Si Adolphe SAX n’était pas né à Dinant en Belgique, nous ne connaîtrions certainement pas le saxophone.

En effet, le nom de Dinant est associé à la « Dinanderie », c’est-à-dire à une production d’objets en laiton coulé, remplacée plus tard par le travail artistique du métal en feuille par martelage.

Charles-Joseph SAX, père d’Adolphe, est nommé facteur de la Cour de Guillaume 1er d’Orange, qui lui confie le soin de réaliser les instruments, pour les orchestres de l’armée nouvellement créés. Adolphe suit les traces de son père, tout en étant élève au Conservatoire de Bruxelles, et devient un excellent flûtiste. Il s’initie à la clarinette sous la direction de BENDER, chef d’orchestre militaire.

Il crée et perfectionne des instruments tels que le sarrussophone, la clarinette basse, les saxhorns, … .

Le sarrussophone est un instrument à perce conique et à anche double.

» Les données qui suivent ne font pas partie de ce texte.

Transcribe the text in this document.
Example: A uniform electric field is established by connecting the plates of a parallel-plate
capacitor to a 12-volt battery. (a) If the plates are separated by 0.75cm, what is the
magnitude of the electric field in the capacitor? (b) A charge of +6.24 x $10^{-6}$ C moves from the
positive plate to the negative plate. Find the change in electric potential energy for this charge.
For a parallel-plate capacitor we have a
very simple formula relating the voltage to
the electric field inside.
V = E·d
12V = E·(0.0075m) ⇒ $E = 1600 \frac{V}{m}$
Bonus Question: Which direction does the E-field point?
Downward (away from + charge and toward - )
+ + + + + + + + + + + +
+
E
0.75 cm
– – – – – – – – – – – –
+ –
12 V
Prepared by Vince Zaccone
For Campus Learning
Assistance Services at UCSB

Visuellement la clarinette basse, à laquelle SAX a contribué, est très proche du saxophone. La clarinette basse et le saxophone sont la sœur et le frère de la "révolution" acoustique opérée par SAX.

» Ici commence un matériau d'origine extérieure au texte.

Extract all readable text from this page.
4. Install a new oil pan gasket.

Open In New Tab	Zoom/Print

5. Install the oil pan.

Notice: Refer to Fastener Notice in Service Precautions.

En 1841, SAX créé un nouvel instrument en métal avec une résonance plus forte, qu’il appellera saxophone. Son but étant d’avoir « la flexibilité des corde, la variété de ton des bois et la puissance des cuivres ». La même année à l’exposition de Bruxelles, il présentera son invention à une audition semi-officielle. En installant un rideau entre lui et le public, il permit à celui-ci d’écouter l’instrument sans le voir, ce qui fit taire les rumeurs de plagiat.

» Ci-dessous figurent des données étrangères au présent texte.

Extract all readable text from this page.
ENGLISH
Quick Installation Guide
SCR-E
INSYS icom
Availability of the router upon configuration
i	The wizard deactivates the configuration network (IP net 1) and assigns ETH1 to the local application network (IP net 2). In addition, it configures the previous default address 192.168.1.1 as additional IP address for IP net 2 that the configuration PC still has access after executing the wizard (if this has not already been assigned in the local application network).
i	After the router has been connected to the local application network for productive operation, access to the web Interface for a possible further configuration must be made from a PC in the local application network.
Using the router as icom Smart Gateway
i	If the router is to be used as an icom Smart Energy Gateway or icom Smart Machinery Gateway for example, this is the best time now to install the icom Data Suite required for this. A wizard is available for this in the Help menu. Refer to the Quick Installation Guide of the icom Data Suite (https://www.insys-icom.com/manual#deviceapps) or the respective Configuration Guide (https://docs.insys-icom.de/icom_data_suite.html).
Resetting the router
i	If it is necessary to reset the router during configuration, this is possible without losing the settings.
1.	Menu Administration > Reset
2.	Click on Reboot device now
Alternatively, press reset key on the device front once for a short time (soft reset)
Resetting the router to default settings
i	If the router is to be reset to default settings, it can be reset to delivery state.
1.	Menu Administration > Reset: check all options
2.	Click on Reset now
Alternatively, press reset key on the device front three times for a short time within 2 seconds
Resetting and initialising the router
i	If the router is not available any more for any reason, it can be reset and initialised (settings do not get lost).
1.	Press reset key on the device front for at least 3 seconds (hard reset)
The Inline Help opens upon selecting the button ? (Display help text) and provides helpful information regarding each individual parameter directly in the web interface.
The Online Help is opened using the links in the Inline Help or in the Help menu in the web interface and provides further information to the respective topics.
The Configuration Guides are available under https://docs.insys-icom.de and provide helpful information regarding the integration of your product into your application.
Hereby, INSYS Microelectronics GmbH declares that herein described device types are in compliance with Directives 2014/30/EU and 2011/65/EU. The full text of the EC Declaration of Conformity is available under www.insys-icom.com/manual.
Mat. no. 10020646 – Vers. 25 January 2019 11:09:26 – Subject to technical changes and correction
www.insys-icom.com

Saxophone Alto fabriqué par Adolphe SAX en 1860

Ambitieux et n’obtenant pas la consécration voulue en Belgique, Adolphe SAX part à la conquête de Paris. Sa réputation y est déjà solidement établie pour preuve cet extrait d’une lettre du compositeur HALEVY :

« Hâtez-vous de terminer votre nouvelle famille d’instruments et venez en aide aux pauvres compositeurs qui cherchent du nouveau et au public qui en demande ».


Le premier saxophone est breveté à Paris le 21 avril 1846. L’inventeur explique :

« On sait que les instruments sont trop durs ou trop mous en sonorité. J’ai voulu créer un instrument qui, par le caractère de sa voix, pût se rapprocher des instruments à corde mais qui possédait plus de force et d’intensité que ces derniers ».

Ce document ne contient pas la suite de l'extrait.